Vorne stürmen zwei Polzisten mit gezogener Waffe in die Bar. Sie sehen das blutige Messer auf dem Tresen liegen. Vorsichtig gehen sie auf das Separee zu, aus dem Stimmen zu hören sind. Der Trinker bemerkt sie zuerst und erschreckt sich so sehr, dass er laut aufschreit. Was er habe, fragt ihn der Kellner und sieht die beiden Polizisten. Unwillkürlich reißt er die Arme in die Luft. Einer der Polizisten kommt ins Separee gelaufen und sieht den am Boden liegenden Fremden, auf den immer noch einzelne Münzen fallen.

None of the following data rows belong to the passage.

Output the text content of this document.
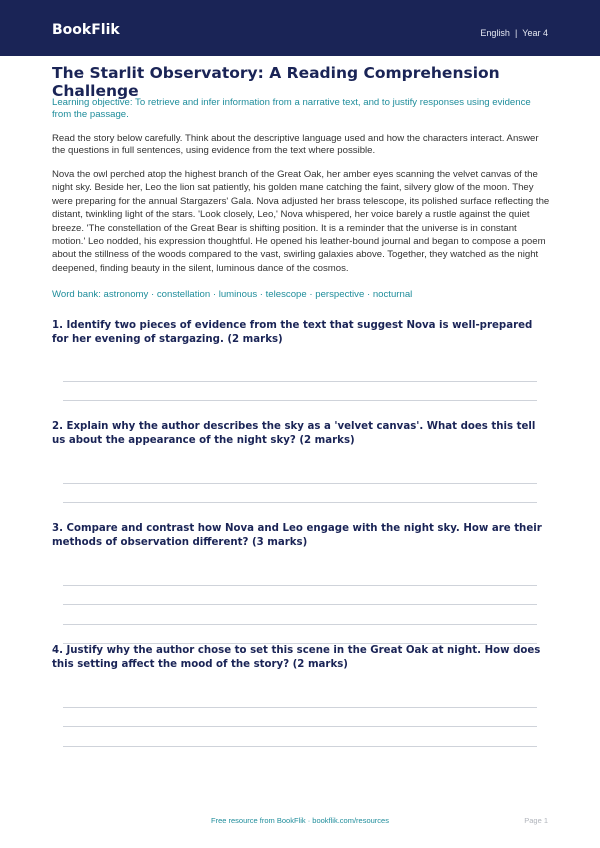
BookFlik	English | Year 4
The Starlit Observatory: A Reading Comprehension Challenge
Learning objective: To retrieve and infer information from a narrative text, and to justify responses using evidence from the passage.
Read the story below carefully. Think about the descriptive language used and how the characters interact. Answer the questions in full sentences, using evidence from the text where possible.
Nova the owl perched atop the highest branch of the Great Oak, her amber eyes scanning the velvet canvas of the night sky. Beside her, Leo the lion sat patiently, his golden mane catching the faint, silvery glow of the moon. They were preparing for the annual Stargazers' Gala. Nova adjusted her brass telescope, its polished surface reflecting the distant, twinkling light of the stars. 'Look closely, Leo,' Nova whispered, her voice barely a rustle against the quiet breeze. 'The constellation of the Great Bear is shifting position. It is a reminder that the universe is in constant motion.' Leo nodded, his expression thoughtful. He opened his leather-bound journal and began to compose a poem about the stillness of the woods compared to the vast, swirling galaxies above. Together, they watched as the night deepened, finding beauty in the silent, luminous dance of the cosmos.
Word bank: astronomy · constellation · luminous · telescope · perspective · nocturnal
1. Identify two pieces of evidence from the text that suggest Nova is well-prepared for her evening of stargazing. (2 marks)
2. Explain why the author describes the sky as a 'velvet canvas'. What does this tell us about the appearance of the night sky? (2 marks)
3. Compare and contrast how Nova and Leo engage with the night sky. How are their methods of observation different? (3 marks)
4. Justify why the author chose to set this scene in the Great Oak at night. How does this setting affect the mood of the story? (2 marks)
Free resource from BookFlik · bookflik.com/resources	Page 1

Draußen hört man einen Krankenwagen herfahren. Was passiert sei, fragt der Polizist ernst. Der Trinker beginnt wieder zu weinen. Der Kellner senkt langsam die Hände und antwortet nicht. Was passiert sei, wiederholt der Polizist seine Frage mit Nachdruck. Ein dummer Zufall, sagt der Trinker mit weinerlicher Stimme. Sanitäter kommen in die Bar gelaufen. Der andere Polizist lotst sie zu dem Verwundeten. Was passiert sei, fragen sie die Anwesenden. Ein dummer Zufall, bestätigt der Polizist.